Erklären Sie nicht mit nüchternen Worte eine Epoche. Erwecken Sie sie zum Leben, indem Sie sie, wie Rebecca Wells, erklingen lassen:
Sidda wusste nicht, dass die Leute noch viel mehr gesungen hatten in der Zeit, als Vivi selbst noch ein Kind gewesen war. So etwas steht in keinem Geschichtsbuch. Wie die Leute auch außerhalb ihrer Wohnung stets ein Lied auf den Lippen hatten. Damals, in den dreißiger und vierziger Jahren, konnte man in Thornton, Louisiana, nicht auf die Straße gehen, ohne daß man jemanden singen hörte. Singen oder pfeifen. Hausfrauen trällerten, während sie die Wäsche aufhängten. Die alten Sonderlinge und Käuze pfiffen ein Liedchen, während sie vor dem Gerichtsgebäude in der River Street herumlungerten. Gärtner summten vor sich hin beim Unkrautjäten oder Hacken. Kindern sangen aus voller Kehle, wenn sie auf ihren Fahrrädern die Gegend unsicher machten. Selbst seriöse Geschäftsleute betraten oder verließen fröhlich pfeifend die Bank. Damals hatten die Leute ein Klavier im Wohnzimmer stehen und keinen Fernsehapparat. Der Gesang war keineswegs immer ein Zeichen von Freude, gelegentlich hörte man Trauerlieder oder die alten Kirchenlieder. Und oft war es die Musik der schwarzen Bevölkerung, die in Vivi eine Traurigkeit auslöste, die sie nicht beschreiben konnte. Damals, schien es, gab es niemanden, der nicht gesungen hätte.
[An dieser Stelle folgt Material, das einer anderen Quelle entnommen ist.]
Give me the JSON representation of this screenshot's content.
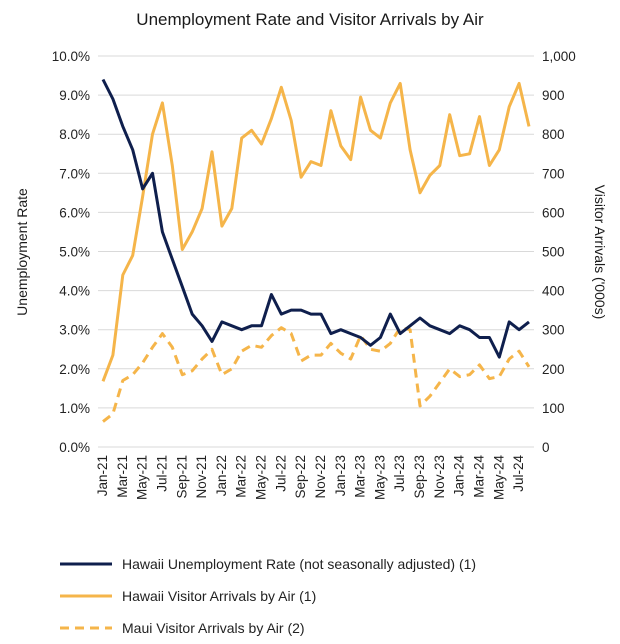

Ich erklärte Salome, dass ich in sie verliebt sei – nein, so schreibt ein HESSE nicht. Er lässt uns in seiner Erzählung Hans Amstein diese Aussage sinnlich erfahren:
Einmal kam sie zu uns, Onkel und Cousine waren nicht da, und sie setzte sich zu mir auf die Gartenbank. Die Dirlitzen waren schon rot, das Beerenzeug reif, und Salome griff behaglich hinter sich in die Stachelbeeren. Nebenher nahm sie am Gespräche teil, und wir waren bald so weit, daß ich mit feuerrotem Gesicht ihr erklärte, ich sei rasend in sie verliebt.
Durch die Intensität der Sprache wie schreiendes Rot, farbige Klänge, wird erreicht, dass Bilder mit allen Sinnen aufgenommen werden: »Durch die Nacht, die mich umfangen,/blickt zu mir der Töne Licht« (Clemens BRENTANO, Abendständchen).

Vermeiden Sie die beziehungslosen, toten, schablonenhaften, trivialen, klischeehaften Wörter; verwenden Sie die dichten, kraftvollen, plastischen, unwiderstehlichen.